Speaking for myself, I constantly work to be a better leader in order to live up to and exceed the expectations of my teammates and our board of governors. I am inherently skeptical of the "everybody works for me" type of people referenced above (even if they didn't intend their statement to be that way). It strikes me as kind of a rookie thing to say; if you have to go around telling everyone that you're the boss, then maybe you feel the issue is in doubt or maybe you are simply insecure.
If you really conduct yourself like the "boss," then everybody knows it and you don't need to go around saying it. I am fortunate to have a job I love, working with people who inspire me on a regular basis, with a great board to provide our vision and direction.
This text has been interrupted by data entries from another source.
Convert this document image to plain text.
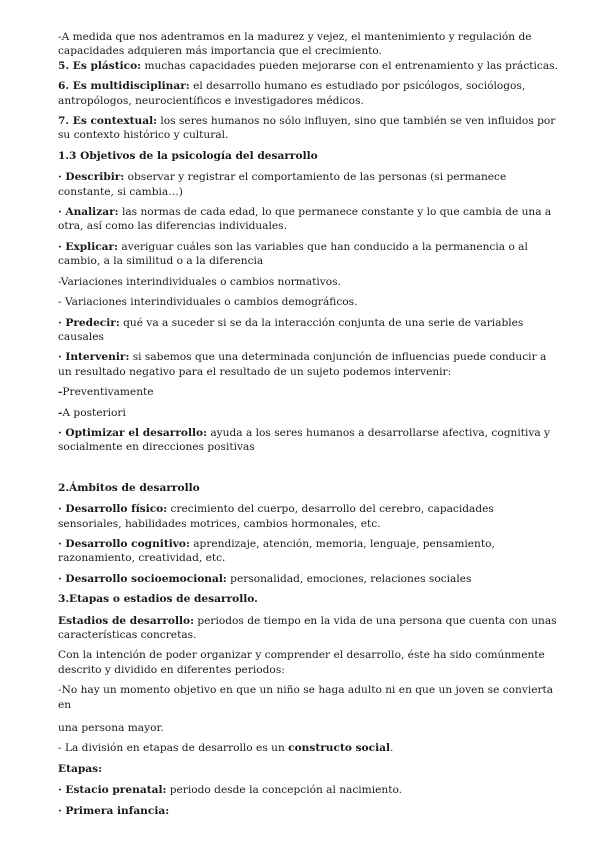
-A medida que nos adentramos en la madurez y vejez, el mantenimiento y regulación de capacidades adquieren más importancia que el crecimiento.
5. Es plástico: muchas capacidades pueden mejorarse con el entrenamiento y las prácticas.
6. Es multidisciplinar: el desarrollo humano es estudiado por psicólogos, sociólogos, antropólogos, neurocientíficos e investigadores médicos.
7. Es contextual: los seres humanos no sólo influyen, sino que también se ven influidos por su contexto histórico y cultural.
1.3 Objetivos de la psicología del desarrollo
· Describir: observar y registrar el comportamiento de las personas (si permanece constante, si cambia…)
· Analizar: las normas de cada edad, lo que permanece constante y lo que cambia de una a otra, así como las diferencias individuales.
· Explicar: averiguar cuáles son las variables que han conducido a la permanencia o al cambio, a la similitud o a la diferencia
-Variaciones interindividuales o cambios normativos.
- Variaciones interindividuales o cambios demográficos.
· Predecir: qué va a suceder si se da la interacción conjunta de una serie de variables causales
· Intervenir: si sabemos que una determinada conjunción de influencias puede conducir a un resultado negativo para el resultado de un sujeto podemos intervenir:
-Preventivamente
-A posteriori
· Optimizar el desarrollo: ayuda a los seres humanos a desarrollarse afectiva, cognitiva y socialmente en direcciones positivas
2.Ámbitos de desarrollo
· Desarrollo físico: crecimiento del cuerpo, desarrollo del cerebro, capacidades sensoriales, habilidades motrices, cambios hormonales, etc.
· Desarrollo cognitivo: aprendizaje, atención, memoria, lenguaje, pensamiento, razonamiento, creatividad, etc.
· Desarrollo socioemocional: personalidad, emociones, relaciones sociales
3.Etapas o estadios de desarrollo.
Estadios de desarrollo: periodos de tiempo en la vida de una persona que cuenta con unas características concretas.
Con la intención de poder organizar y comprender el desarrollo, éste ha sido comúnmente descrito y dividido en diferentes periodos:
-No hay un momento objetivo en que un niño se haga adulto ni en que un joven se convierta en
una persona mayor.
- La división en etapas de desarrollo es un constructo social.
Etapas:
· Estacio prenatal: periodo desde la concepción al nacimiento.
· Primera infancia:
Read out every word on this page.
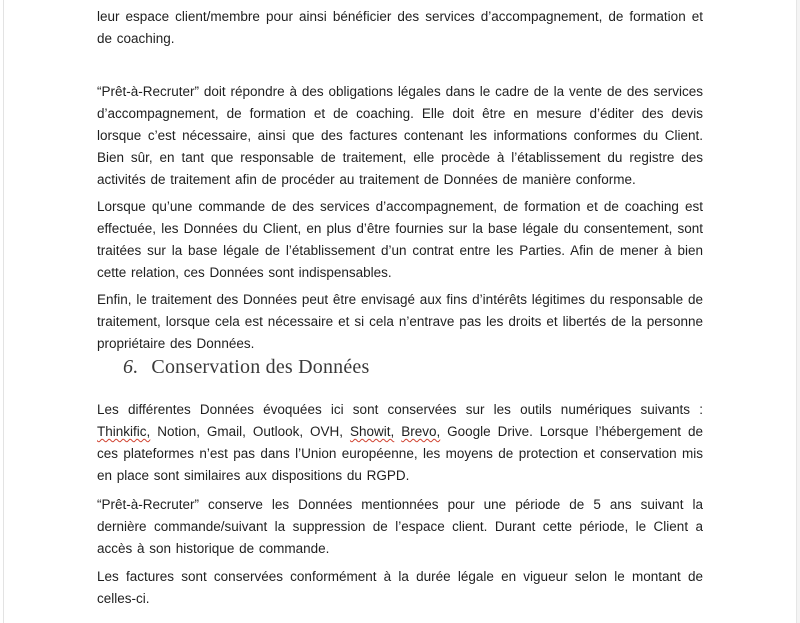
leur espace client/membre pour ainsi bénéficier des services d’accompagnement, de formation et de coaching.

“Prêt-à-Recruter” doit répondre à des obligations légales dans le cadre de la vente de des services d’accompagnement, de formation et de coaching. Elle doit être en mesure d’éditer des devis lorsque c’est nécessaire, ainsi que des factures contenant les informations conformes du Client. Bien sûr, en tant que responsable de traitement, elle procède à l’établissement du registre des activités de traitement afin de procéder au traitement de Données de manière conforme.

Lorsque qu’une commande de des services d’accompagnement, de formation et de coaching est effectuée, les Données du Client, en plus d’être fournies sur la base légale du consentement, sont traitées sur la base légale de l’établissement d’un contrat entre les Parties. Afin de mener à bien cette relation, ces Données sont indispensables.

Enfin, le traitement des Données peut être envisagé aux fins d’intérêts légitimes du responsable de traitement, lorsque cela est nécessaire et si cela n’entrave pas les droits et libertés de la personne propriétaire des Données.

6. Conservation des Données

Les différentes Données évoquées ici sont conservées sur les outils numériques suivants : Thinkific, Notion, Gmail, Outlook, OVH, Showit, Brevo, Google Drive. Lorsque l’hébergement de ces plateformes n’est pas dans l’Union européenne, les moyens de protection et conservation mis en place sont similaires aux dispositions du RGPD.

“Prêt-à-Recruter” conserve les Données mentionnées pour une période de 5 ans suivant la dernière commande/suivant la suppression de l’espace client. Durant cette période, le Client a accès à son historique de commande.

Les factures sont conservées conformément à la durée légale en vigueur selon le montant de celles-ci.
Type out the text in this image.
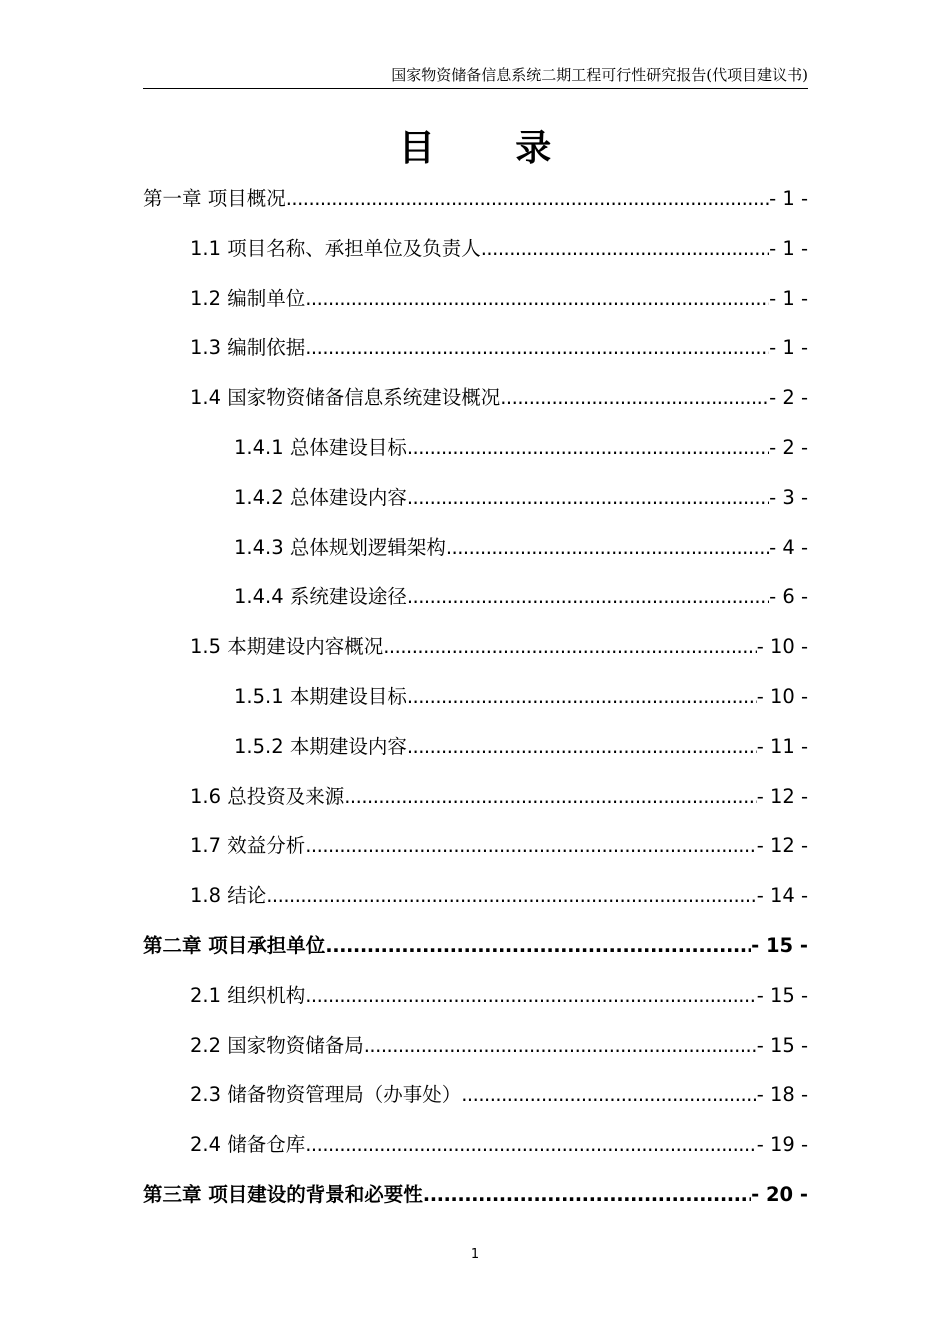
国家物资储备信息系统二期工程可行性研究报告(代项目建议书)
目 录
第一章 项目概况 .....	- 1 -
1.1 项目名称、承担单位及负责人 .....	- 1 -
1.2 编制单位 .....	- 1 -
1.3 编制依据 .....	- 1 -
1.4 国家物资储备信息系统建设概况 .....	- 2 -
1.4.1 总体建设目标 .....	- 2 -
1.4.2 总体建设内容 .....	- 3 -
1.4.3 总体规划逻辑架构 .....	- 4 -
1.4.4 系统建设途径 .....	- 6 -
1.5 本期建设内容概况 .....	- 10 -
1.5.1 本期建设目标 .....	- 10 -
1.5.2 本期建设内容 .....	- 11 -
1.6 总投资及来源 .....	- 12 -
1.7 效益分析 .....	- 12 -
1.8 结论 .....	- 14 -
第二章 项目承担单位 .....	- 15 -
2.1 组织机构 .....	- 15 -
2.2 国家物资储备局 .....	- 15 -
2.3 储备物资管理局（办事处） .....	- 18 -
2.4 储备仓库 .....	- 19 -
第三章 项目建设的背景和必要性 .....	- 20 -
1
Working for a great company inspires me to focus on what makes a company a great place to work, in order to help build such an environment at our organization.
Speed of trust
A supportive culture is necessary. I'm not talking about the high-tech Silicon Valley-type cultures that are defined by having ping-pong tables and kegerators in the break room. I'm talking about a truly strong culture that offers mutual support, promotes trust and rewards employees' efforts. After all, we move at the speed of trust.
How do you create this culture? A focus on professional growth is necessary. Instead of growing employees' skills to match the company needs, great organizations must look for ways to grow the company based on employees' passions. They should continually ask employees what they are interested in doing and how they would like to see their career unfold.
No one "works for me;" I am fortunate for the opportunity to work together to serve our community, our members and our stakeholders. As the great Vince Lombardi said, "Individual commitment to a group effort — that is what makes a team work, a company work, a society work, a civilization work."